O primeiro chefe com quem lutei também não era o típico vilão. Tudo bem, então ele pode querer me esmagar no chão com uma grande maça, mas durante o nosso duelo ele não era apenas uma bola de fúria. Ele estava berrando sobre as crianças que havia perdido, pensando que eu tinha trazido a praga que os matou, que eu era a razão pela qual eles estavam mortos. Esta luta foi triste, não triunfante. E quando o matei com um estilingue certeiro na cabeça, não me senti bem com isso.
A morte não é algo para ser desprezado em A Plague Tale: Innocence. Matar alguém, ou ver alguém morrer, leva um tempo agonizante. Embora os ratos se afastem da luz, no escuro eles devorarão qualquer humano em seu caminho. Extinguir as tochas dos guardas com o estilingue de Amicia enquanto eles atravessam ondas de ratos permite que você veja a brutalidade e a semi-realidade da morte. No espaço de cerca de cinco segundos, os ratos rastejam pelas pernas e braços, rangendo a garganta, antes que a pessoa caia de joelhos e desapareça sob uma montanha de ratos. O grito deles se transforma em um gorgolejo, eles tentam afastar os roedores, mas não funciona. Um esqueleto meio comido é deixado para trás, com carne horrivelmente reconhecível pendurada em seus ossos.

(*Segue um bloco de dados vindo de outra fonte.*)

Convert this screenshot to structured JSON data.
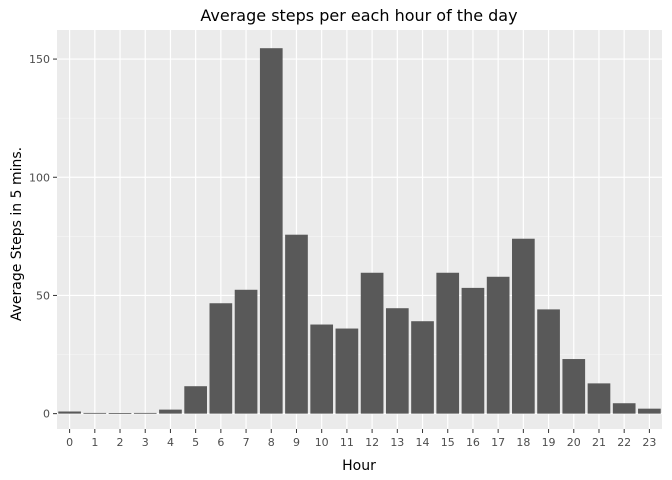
{
  "chart_data": {
    "type": "bar",
    "title": "Average steps per each hour of the day",
    "xlabel": "Hour",
    "ylabel": "Average Steps in 5 mins.",
    "categories": [
      "0",
      "1",
      "2",
      "3",
      "4",
      "5",
      "6",
      "7",
      "8",
      "9",
      "10",
      "11",
      "12",
      "13",
      "14",
      "15",
      "16",
      "17",
      "18",
      "19",
      "20",
      "21",
      "22",
      "23"
    ],
    "values": [
      0.9,
      0.3,
      0.2,
      0.3,
      1.7,
      11.6,
      46.7,
      52.4,
      154.6,
      75.7,
      37.7,
      36.0,
      59.6,
      44.6,
      39.1,
      59.6,
      53.2,
      57.9,
      74.0,
      44.1,
      23.1,
      12.8,
      4.4,
      2.1
    ],
    "ylim": [
      -6.5,
      162.3
    ],
    "yticks": [
      0,
      50,
      100,
      150
    ],
    "colors": {
      "bar": "#595959",
      "panel": "#ebebeb",
      "grid_major": "#ffffff",
      "grid_minor": "#f5f5f5"
    },
    "grid": true,
    "legend": "none"
  }
}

Quando eu estava jogando, não tive que escolher entre matar alguém ou encontrar um caminho para passar por eles que não envolvesse empurrar os ratos comedores de gente, mas mesmo depois de jogar por algumas horas eu sei que tomar essa decisão é não vai ser fácil.

A Plague Tale: Innocence é um jogo que você ter para ficar de olho. Embora eu tenha focado em como ele trata a morte, o jogo não é só observações mórbidas sombrias: momentos comoventes como Hugo acendendo velas em uma igreja abandonada para mostrar que ele está pensando em sua mãe estão lá para lhe dar um breve descanso da fuga. Em momentos inesperados, a mente infantil simples de Hugo levanta o fardo implacável colocado nos ombros de Amicia também, seja ele colocando uma flor em seu cabelo ou pulando como os sapos que ele vê na beira da água. Essa combinação de um relacionamento crescente entre irmãos e os gráficos excelentes provam que A Plague Tale: Innocence é algo a ser observado, e pode ser o hit de 2019.